Supplementary material
The supplementary material for this article can be found at https://doi.org/10.1017/S0031182022001421.
Data availability
The sequence obtained in this study was submitted to GenBank under accession number ON161138. All sequences used in the analyses performed here are available at GenBank.
Acknowledgements
The authors thank Ingrid Lotta and German Gutierrez for technical assistance and helpful discussions; their collaboration was essential to advancing this work. The authors also thank Ariana Cristina Pacheco Negrin for the silhouette's design and Scott Bingham from the DNA Laboratory at the School of Life Sciences (Arizona State University) for their technical support. The authors are grateful to Juan Pablo Hurtado-Gomez, Angela Suarez-Mayorga, Juan Manuel Vargas-Ramírez and Esteban Betancourt for assistance in the fieldwork. The authors acknowledge Fundación ProSierra Nevada de Santa Marta for allowing them to stay and perform sample collection at the El Congo Biological Station.
Author's contribution
N. E. M.: conceived, oriented and supervised the research, funding acquisition, wrote and edited the manuscript. LPG: conducted microscopical and morphometrical analyses and prepared the plate. MVR: conducted fieldwork and funding acquisition.
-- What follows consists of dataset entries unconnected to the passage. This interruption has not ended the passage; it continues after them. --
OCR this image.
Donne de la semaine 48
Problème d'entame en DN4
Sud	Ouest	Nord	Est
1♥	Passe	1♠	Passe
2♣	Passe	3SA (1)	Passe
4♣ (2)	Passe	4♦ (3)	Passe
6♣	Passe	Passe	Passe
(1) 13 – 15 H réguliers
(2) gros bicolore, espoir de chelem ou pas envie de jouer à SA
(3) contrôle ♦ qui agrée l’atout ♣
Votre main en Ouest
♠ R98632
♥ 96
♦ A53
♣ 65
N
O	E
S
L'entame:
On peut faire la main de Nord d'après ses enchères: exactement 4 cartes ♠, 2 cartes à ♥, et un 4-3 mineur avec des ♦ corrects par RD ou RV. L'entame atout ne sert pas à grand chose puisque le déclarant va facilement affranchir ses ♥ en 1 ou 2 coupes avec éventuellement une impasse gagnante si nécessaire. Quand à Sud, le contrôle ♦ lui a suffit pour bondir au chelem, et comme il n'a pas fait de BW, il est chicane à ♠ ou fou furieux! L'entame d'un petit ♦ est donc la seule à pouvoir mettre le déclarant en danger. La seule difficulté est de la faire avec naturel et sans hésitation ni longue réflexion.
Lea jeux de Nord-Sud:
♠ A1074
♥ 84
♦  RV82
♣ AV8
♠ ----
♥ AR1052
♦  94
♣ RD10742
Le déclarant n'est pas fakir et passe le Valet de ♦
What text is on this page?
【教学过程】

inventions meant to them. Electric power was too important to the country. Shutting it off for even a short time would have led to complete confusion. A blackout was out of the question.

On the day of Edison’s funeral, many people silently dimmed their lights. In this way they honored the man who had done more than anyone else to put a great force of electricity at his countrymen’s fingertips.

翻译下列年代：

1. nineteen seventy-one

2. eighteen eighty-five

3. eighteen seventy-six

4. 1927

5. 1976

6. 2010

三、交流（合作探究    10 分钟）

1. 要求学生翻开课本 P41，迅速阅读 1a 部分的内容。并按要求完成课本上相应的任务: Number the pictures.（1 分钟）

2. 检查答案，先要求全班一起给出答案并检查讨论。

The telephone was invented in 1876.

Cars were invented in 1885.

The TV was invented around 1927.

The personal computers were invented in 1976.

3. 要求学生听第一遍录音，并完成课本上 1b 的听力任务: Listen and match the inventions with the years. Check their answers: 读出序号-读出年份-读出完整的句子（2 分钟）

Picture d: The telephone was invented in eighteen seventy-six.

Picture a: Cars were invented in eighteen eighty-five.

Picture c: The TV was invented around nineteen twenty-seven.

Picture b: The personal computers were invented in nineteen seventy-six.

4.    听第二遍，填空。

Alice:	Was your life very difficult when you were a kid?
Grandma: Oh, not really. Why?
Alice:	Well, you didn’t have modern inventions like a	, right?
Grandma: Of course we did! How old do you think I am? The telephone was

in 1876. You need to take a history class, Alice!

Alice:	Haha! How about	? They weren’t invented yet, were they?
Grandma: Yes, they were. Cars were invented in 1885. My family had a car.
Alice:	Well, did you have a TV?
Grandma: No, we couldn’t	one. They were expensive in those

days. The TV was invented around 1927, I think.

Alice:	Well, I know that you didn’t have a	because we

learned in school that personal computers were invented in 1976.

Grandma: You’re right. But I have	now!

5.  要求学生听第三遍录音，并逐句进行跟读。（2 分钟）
GV: conceptualization, methodology, formal analysis, wrote and edited the manuscript. MAP and AE: performed laboratory work, phylogenetic and genetic analyses, prepared the figures and wrote and edited the manuscript. All authors read and agreed to the final version of the manuscript.
Financial support
AE and MAP were supported by the grant DEB-2146654 from the US-NSF. NEM, LPG and MVR were supported by Universidad Nacional de Colombia.
Conflict of interest
The authors declare that they have no competing interests.
Ethical standards
This study uses the permit, which allows the collection of wild species with research aims and no commercial goals, Autoridad Nacional de Licencias Ambientales (ANLA) Colombia Act Number No 0255 from 14th of March 2014). And the Bioethics Committee (Facultad de Ciencias of the Universidad Nacional de Colombia Act number: 04 of 2017).